Trigger for each commit to master

  1. Log into https://ci.centos.org
  2. New item -> Pipeline -> OK
  3. General tab:
    • Fill in the description (optional)
    • Check ‘GitHub Project’ and fill in your project url, e.g https://github.com/user-cont/conu/
  4. ZMQ Event Publisher tab:
    • Don't need to change anything
  5. Build Triggers tab:
    • Check ‘GitHub hook trigger for GITScm polling’
  6. Pipeline tab:
    • Definition: Pipeline script from SCM
    • SCM: Git
      • Repositories: upstream repo (e.g. https://github.com/user-cont/conu/)
      • Credentials: -none-
      • Branches to build
        • Branch Specifier (blank for 'any'): */master
      • Git executable: Default
      • Repository browser: (Auto)
    • Script Path: Jenkinsfile
    • And leave lightweight checkout checked.
  7. Save
  8. Follow instruction in https://wiki.centos.org/QaWiki/CI/GithubIntegration section Mode 1: Trigger on Every Commit to add webhooks to your GitHub project.

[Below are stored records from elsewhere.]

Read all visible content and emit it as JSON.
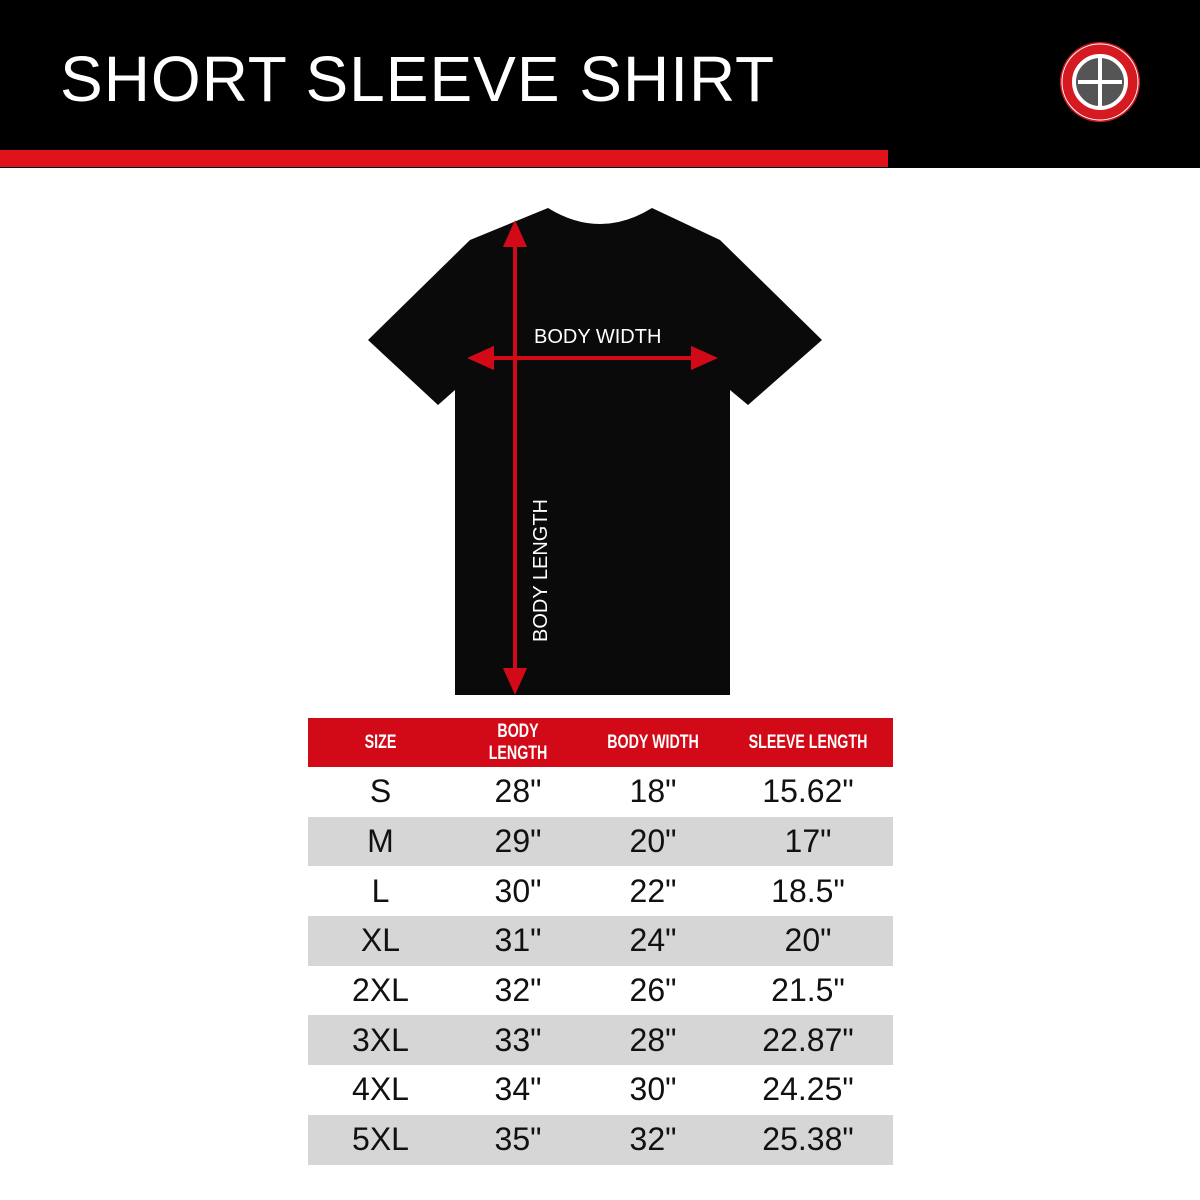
{
  "header": {
    "title": "SHORT SLEEVE SHIRT",
    "accent": "#e0131d"
  },
  "diagram": {
    "width_label": "BODY WIDTH",
    "length_label": "BODY LENGTH"
  },
  "table": {
    "columns": [
      "SIZE",
      "BODY LENGTH",
      "BODY WIDTH",
      "SLEEVE LENGTH"
    ],
    "rows": [
      [
        "S",
        "28\"",
        "18\"",
        "15.62\""
      ],
      [
        "M",
        "29\"",
        "20\"",
        "17\""
      ],
      [
        "L",
        "30\"",
        "22\"",
        "18.5\""
      ],
      [
        "XL",
        "31\"",
        "24\"",
        "20\""
      ],
      [
        "2XL",
        "32\"",
        "26\"",
        "21.5\""
      ],
      [
        "3XL",
        "33\"",
        "28\"",
        "22.87\""
      ],
      [
        "4XL",
        "34\"",
        "30\"",
        "24.25\""
      ],
      [
        "5XL",
        "35\"",
        "32\"",
        "25.38\""
      ]
    ]
  }
}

Add status badge into GitHub README.md

  1. Log into https://ci.centos.org
  2. Open your job (e.g https://ci.centos.org/job/release-bot-push/)
  3. In left menu select Embeddable Build Status
  4. Copy the snippet from Markdown (with view) section and paste it to your README.md.

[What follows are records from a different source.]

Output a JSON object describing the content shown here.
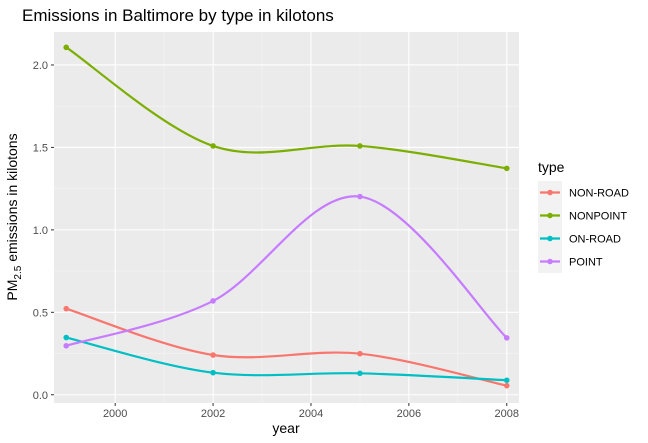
{
  "chart_data": {
    "type": "line",
    "title": "Emissions in Baltimore by type in kilotons",
    "xlabel": "year",
    "ylabel_main": "PM",
    "ylabel_sub": "2.5",
    "ylabel_rest": " emissions in kilotons",
    "x": [
      1999,
      2002,
      2005,
      2008
    ],
    "xlim": [
      1998.75,
      2008.25
    ],
    "ylim": [
      -0.05,
      2.2
    ],
    "x_ticks": [
      2000,
      2002,
      2004,
      2006,
      2008
    ],
    "y_ticks": [
      0.0,
      0.5,
      1.0,
      1.5,
      2.0
    ],
    "x_tick_labels": [
      "2000",
      "2002",
      "2004",
      "2006",
      "2008"
    ],
    "y_tick_labels": [
      "0.0",
      "0.5",
      "1.0",
      "1.5",
      "2.0"
    ],
    "grid": true,
    "legend_title": "type",
    "legend_position": "right",
    "series": [
      {
        "name": "NON-ROAD",
        "color": "#F8766D",
        "values": [
          0.522,
          0.241,
          0.249,
          0.055
        ]
      },
      {
        "name": "NONPOINT",
        "color": "#7CAE00",
        "values": [
          2.107,
          1.509,
          1.509,
          1.373
        ]
      },
      {
        "name": "ON-ROAD",
        "color": "#00BFC4",
        "values": [
          0.347,
          0.134,
          0.13,
          0.088
        ]
      },
      {
        "name": "POINT",
        "color": "#C77CFF",
        "values": [
          0.297,
          0.569,
          1.202,
          0.345
        ]
      }
    ]
  }
}
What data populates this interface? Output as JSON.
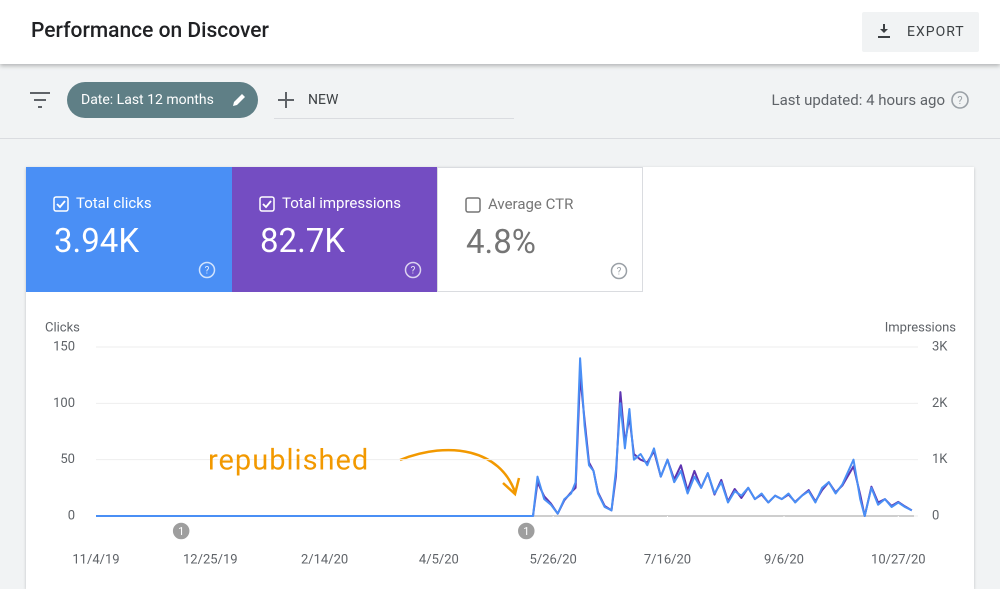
{
  "header": {
    "title": "Performance on Discover",
    "export": "EXPORT"
  },
  "toolbar": {
    "date_chip": "Date: Last 12 months",
    "new": "NEW",
    "last_updated": "Last updated: 4 hours ago"
  },
  "metrics": [
    {
      "label": "Total clicks",
      "value": "3.94K",
      "checked": true,
      "color": "#4a8ff5"
    },
    {
      "label": "Total impressions",
      "value": "82.7K",
      "checked": true,
      "color": "#744dc2"
    },
    {
      "label": "Average CTR",
      "value": "4.8%",
      "checked": false,
      "color": "#ffffff"
    }
  ],
  "chart_data": {
    "type": "line",
    "y_label": "Clicks",
    "y2_label": "Impressions",
    "x": [
      "11/4/19",
      "5/17/20",
      "5/19/20",
      "5/22/20",
      "5/25/20",
      "5/28/20",
      "5/31/20",
      "6/3/20",
      "6/5/20",
      "6/7/20",
      "6/9/20",
      "6/11/20",
      "6/13/20",
      "6/15/20",
      "6/18/20",
      "6/21/20",
      "6/23/20",
      "6/25/20",
      "6/27/20",
      "6/29/20",
      "7/1/20",
      "7/4/20",
      "7/7/20",
      "7/10/20",
      "7/13/20",
      "7/16/20",
      "7/19/20",
      "7/22/20",
      "7/25/20",
      "7/28/20",
      "7/31/20",
      "8/3/20",
      "8/6/20",
      "8/9/20",
      "8/12/20",
      "8/15/20",
      "8/18/20",
      "8/21/20",
      "8/24/20",
      "8/27/20",
      "8/30/20",
      "9/2/20",
      "9/5/20",
      "9/8/20",
      "9/11/20",
      "9/14/20",
      "9/17/20",
      "9/20/20",
      "9/23/20",
      "9/26/20",
      "9/29/20",
      "10/2/20",
      "10/7/20",
      "10/10/20",
      "10/12/20",
      "10/15/20",
      "10/18/20",
      "10/21/20",
      "10/24/20",
      "10/27/20",
      "10/30/20",
      "11/2/20"
    ],
    "series": [
      {
        "name": "Impressions",
        "axis": "y2",
        "color": "#5e35b1",
        "values": [
          0,
          0,
          600,
          350,
          220,
          40,
          280,
          420,
          500,
          2500,
          1700,
          950,
          800,
          420,
          180,
          100,
          700,
          2200,
          1300,
          1750,
          1100,
          1000,
          950,
          1150,
          700,
          1000,
          650,
          900,
          450,
          800,
          500,
          760,
          380,
          640,
          260,
          480,
          320,
          500,
          300,
          380,
          240,
          360,
          300,
          380,
          250,
          360,
          460,
          260,
          460,
          600,
          420,
          540,
          880,
          380,
          0,
          520,
          240,
          300,
          180,
          250,
          170,
          100
        ]
      },
      {
        "name": "Clicks",
        "color": "#4a8ff5",
        "values": [
          0,
          0,
          35,
          15,
          10,
          2,
          15,
          20,
          30,
          140,
          80,
          45,
          40,
          20,
          8,
          5,
          40,
          100,
          60,
          95,
          50,
          55,
          45,
          60,
          35,
          50,
          30,
          40,
          20,
          35,
          25,
          38,
          20,
          30,
          12,
          22,
          18,
          25,
          15,
          20,
          12,
          18,
          15,
          20,
          12,
          18,
          22,
          12,
          25,
          30,
          20,
          28,
          50,
          15,
          0,
          25,
          10,
          15,
          8,
          12,
          8,
          5
        ]
      }
    ],
    "xlim": [
      "11/4/19",
      "11/3/20"
    ],
    "xticks": [
      "11/4/19",
      "12/25/19",
      "2/14/20",
      "4/5/20",
      "5/26/20",
      "7/16/20",
      "9/6/20",
      "10/27/20"
    ],
    "ylim": [
      0,
      150
    ],
    "yticks": [
      0,
      50,
      100,
      150
    ],
    "y2lim": [
      0,
      3000
    ],
    "y2ticks": [
      0,
      {
        "value": 1000,
        "label": "1K"
      },
      {
        "value": 2000,
        "label": "2K"
      },
      {
        "value": 3000,
        "label": "3K"
      }
    ],
    "grid": true,
    "markers": [
      {
        "label": "1",
        "x": "12/12/19"
      },
      {
        "label": "1",
        "x": "5/14/20"
      }
    ],
    "note": "republished"
  }
}
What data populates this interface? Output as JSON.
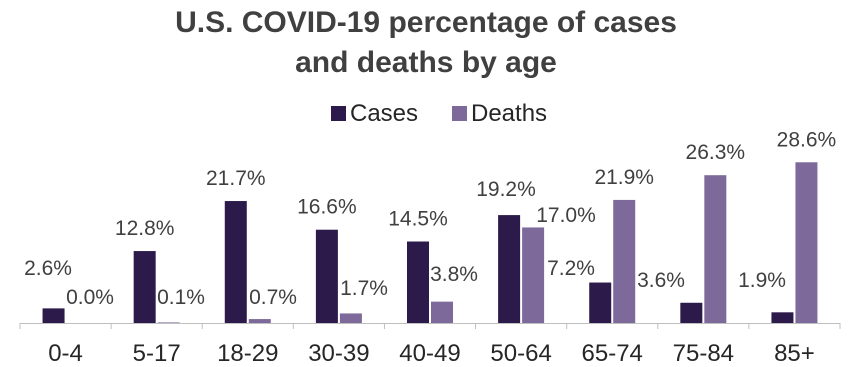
{
  "chart_data": {
    "type": "bar",
    "title_lines": [
      "U.S. COVID-19 percentage of cases",
      "and deaths by age"
    ],
    "categories": [
      "0-4",
      "5-17",
      "18-29",
      "30-39",
      "40-49",
      "50-64",
      "65-74",
      "75-84",
      "85+"
    ],
    "series": [
      {
        "name": "Cases",
        "color": "#2b1a4a",
        "values": [
          2.6,
          12.8,
          21.7,
          16.6,
          14.5,
          19.2,
          7.2,
          3.6,
          1.9
        ],
        "labels": [
          "2.6%",
          "12.8%",
          "21.7%",
          "16.6%",
          "14.5%",
          "19.2%",
          "7.2%",
          "3.6%",
          "1.9%"
        ]
      },
      {
        "name": "Deaths",
        "color": "#7d6a9a",
        "values": [
          0.0,
          0.1,
          0.7,
          1.7,
          3.8,
          17.0,
          21.9,
          26.3,
          28.6
        ],
        "labels": [
          "0.0%",
          "0.1%",
          "0.7%",
          "1.7%",
          "3.8%",
          "17.0%",
          "21.9%",
          "26.3%",
          "28.6%"
        ]
      }
    ],
    "ylim": [
      0,
      30
    ],
    "grid": false,
    "legend": "top-center"
  }
}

How to write a Jenkinsfile

📜 Documentation

  1. You can copy these helper functions at the beginning of your Jenkinsfile Function for executing commands on a new duffy node.
def onmyduffynode(script){
    ansiColor('xterm'){
        timestamps{
            sh 'ssh -o UserKnownHostsFile=/dev/null -o StrictHostKeyChecking=no -l root ${DUFFY_NODE}.ci.centos.org -t \"export REPO=${REPO}; export BRANCH=${BRANCH};\" "' + script + '"'
        }
    }
}

Function for copying files to new duffy node

def synctoduffynode(source)
{
    sh 'scp -o StrictHostKeyChecking=no -o UserKnownHostsFile=/dev/null -r ' + source + " " + "root@" + "${DUFFY_NODE}.ci.centos.org:~/"
}
  1. Basic structure of Jenkinsfile
node('userspace-containerization'){

    stage('Checkout'){
        checkout scm
    }

    stage('Build'){
        try{
            stage ("Allocate node"){
                env.CICO_API_KEY = readFile("${env.HOME}/duffy.key").trim()
                duffy_rtn=sh(
                            script: "cico --debug node get --arch x86_64 -f value -c hostname -c comment",
                            returnStdout: true
                            ).trim().tokenize(' ')
                env.DUFFY_NODE=duffy_rtn[0]
                env.DUFFY_SSID=duffy_rtn[1]
            }

            stage ("setup"){
                onmyduffynode "yum -y install docker make"
                synctoduffynode "*" // copy all source files
                onmyduffynode "systemctl start docker"
            }

            stage("build test image"){
                onmyduffynode "make image-test"
            }

            // add test stages here

        } catch (e) {
            currentBuild.result = "FAILURE"
            throw e
        } finally {
            stage("Cleanup"){
                sh 'cico node done ${DUFFY_SSID}'
            }
        }
    }
}
  1. Run tests in parallel. Jenkins pipeline allows you to run your test suite in parallel.

You can define all your stages

stage('Run Tests') {
    parallel {
        stage('Unit tests') {
            onmyduffynode "make tests-unit"
        }
        stage('Integration tests') {
             onmyduffynode "make tests-integration"       
        }
    }
}

or you can take advantage of loops. See release-bot example for more information.

Debugging

Before you add Jenkinsfile to upstream/master branch you can try it. Open your job (e.g https://ci.centos.org/job/release-bot-pr/)

If you don’t have any jobs yet, click Build now in the left menu. Then open the job and in the left menu select Replay. Then you can edit your Jenkins file and run the job again and again.